Shaving isn’t always a daily activity for me these days because I have retired from working with the public and care less about my appearance than perhaps I should. Many a day I look like those scruffy council candidates who barely shaved before the election and had no idea what a proper shirt and tie were for. Well, okay, usually not that bad, but still less well-groomed than I used to be. I suppose we should all be thankful I spend most of my time puttering around home.

Shaving for me is usually done every two-three days (I did let the full beard grow in for a while, but Susan prefers me with smooth cheeks so I relented). I’ve never been a hirsute man, but as I age, I find my beard seems to grow faster and thicker than ever. If I let it go three days, I get that grizzled, Burkowski-look that suggests sleeping rough and over-indulgence in certain strong spirits. Or a council candidate pre-election campaign.

Some time ago while I was learning about the various types and styles, I read claims about the effectiveness of slant-head (or slant-bar) razors. These are not new, just not as common today: the popular notion is that first slanted razor was patented in 1916; however, this site shows numerous earlier patents for slanted razors going back to 1904. They were rare until recently (for a while only Merkur made them), but now several companies manufacture them (or make the heads to attach to an existing handle).

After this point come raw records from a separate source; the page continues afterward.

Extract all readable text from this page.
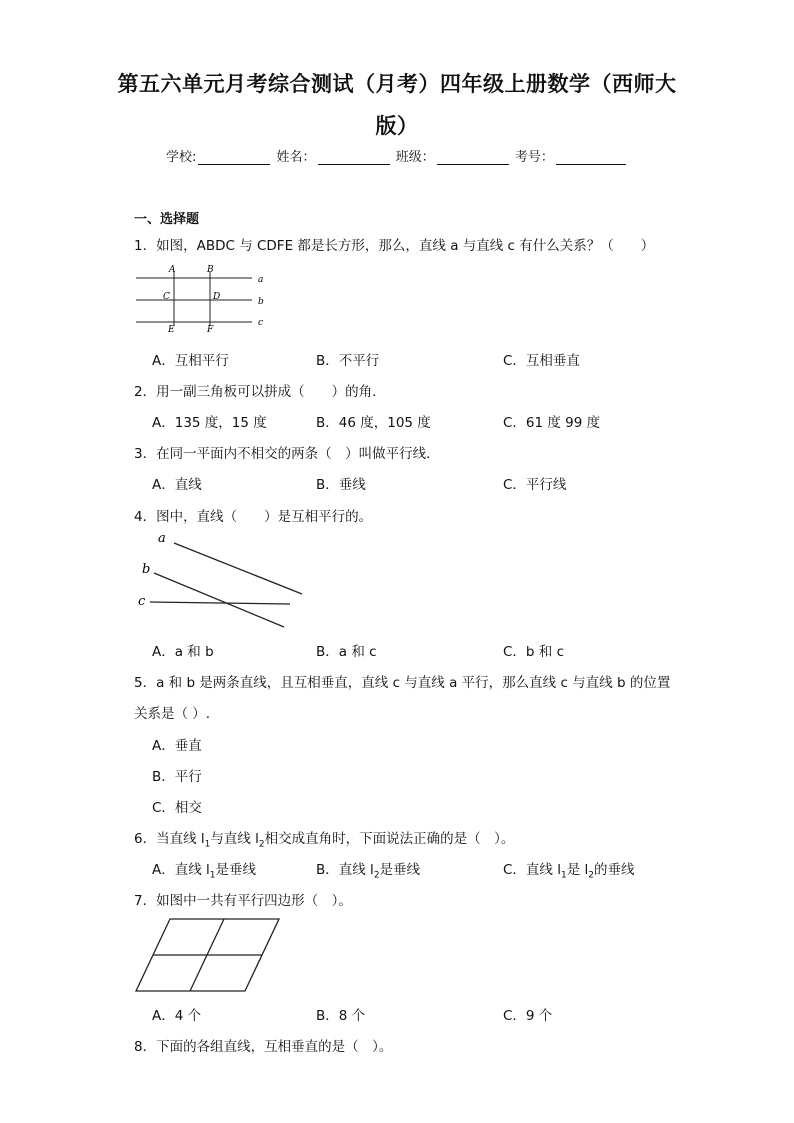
第五六单元月考综合测试（月考）四年级上册数学（西师大
版）
学校:	姓名：	班级：	考号：
一、选择题
1．如图，ABDC 与 CDFE 都是长方形，那么，直线 a 与直线 c 有什么关系？（　　）
A	B
C	D
E	F
a
b
c
A．互相平行	B．不平行	C．互相垂直
2．用一副三角板可以拼成（　　）的角．
A．135 度，15 度	B．46 度，105 度	C．61 度 99 度
3．在同一平面内不相交的两条（　）叫做平行线．
A．直线	B．垂线	C．平行线
4．图中，直线（　　）是互相平行的。
a
b
c
A．a 和 b	B．a 和 c	C．b 和 c
5．a 和 b 是两条直线，且互相垂直，直线 c 与直线 a 平行，那么直线 c 与直线 b 的位置
关系是（ ）.
A．垂直
B．平行
C．相交
6．当直线 $l_1$与直线 $l_2$相交成直角时，下面说法正确的是（　）。
A．直线 $l_1$是垂线	B．直线 $l_2$是垂线	C．直线 $l_1$是 $l_2$的垂线
7．如图中一共有平行四边形（　）。
A．4 个	B．8 个	C．9 个
8．下面的各组直线，互相垂直的是（　）。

Interest in them is still growing.

A lot of people (well, okay, mostly men, but there’s no sexism in razors: women can use and appreciate the DE safety razors just as well) raved about these razors and their smooth shave on various shaving and barber forums, some stating they provided the best shave ever. I was a bit dubious of the claims, but eventually got curious enough to order a head (closed comb, Razorock German 37) to test. You can see it above, on the left (attached to a Rockwell 6S handle). The razor on the right is the Wilkinson butterfly-head (more on that, below) for comparison.